Praperadilan, lanjut dia, yang memutuskan SP3 nomor registernya 151.
“Didaftarkan setelahnya, tapi sudah diputus oleh PN Jaksel. Aneh bin ajaib bukan,” kata dia.
Dia pun menuding putusan yang dikeluarkan PN Jaksel ini bermuatan politik dan hanya mementingkan beberapa pihak saja.
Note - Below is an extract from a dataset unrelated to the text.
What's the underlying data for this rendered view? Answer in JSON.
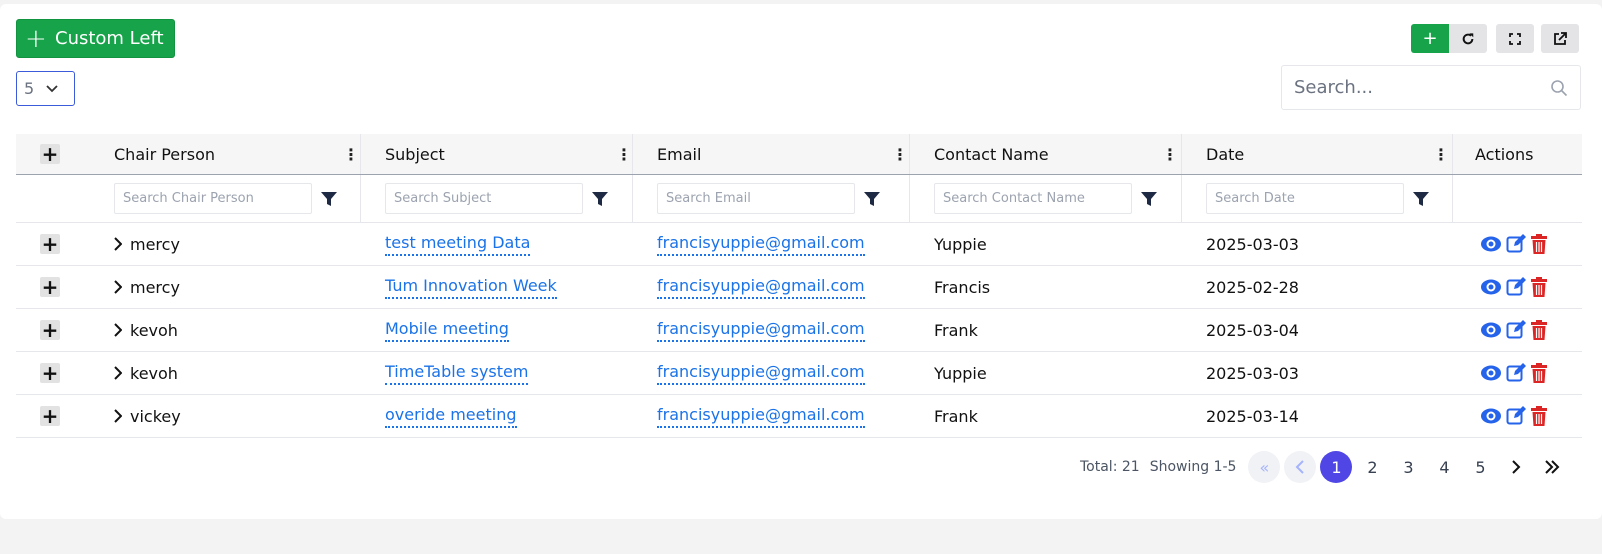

Apalagi ini juga diduga agar kasus yang menewaskan enam anggota Laskar FPI tak terungkap dengan tuntas hingga ke para perencananya.
“HRS, terus mengamanatkan kepada seluruh umat islam agar tidak berhenti menuntut dibongkarnya otak perencana dibalik pembantaian enam syuhada,” kata dia.
Majelis Hakim Pengadilan Negeri Jakarta Selatan memutuskan mencabut Surat Perintah Penghentian Penyidikan (SP3) atas kasus dugaan chatt mesum dengan tersangka Rizieq Shihab, Selasa 29 Desember 2020.
Putusan perkara nomor 151/Pid.Prap/2020/PN.Jkt.Sel itu menyatakan bahwa penyidikan kasus dugaan chatt mesum Rizieq dilanjutkan.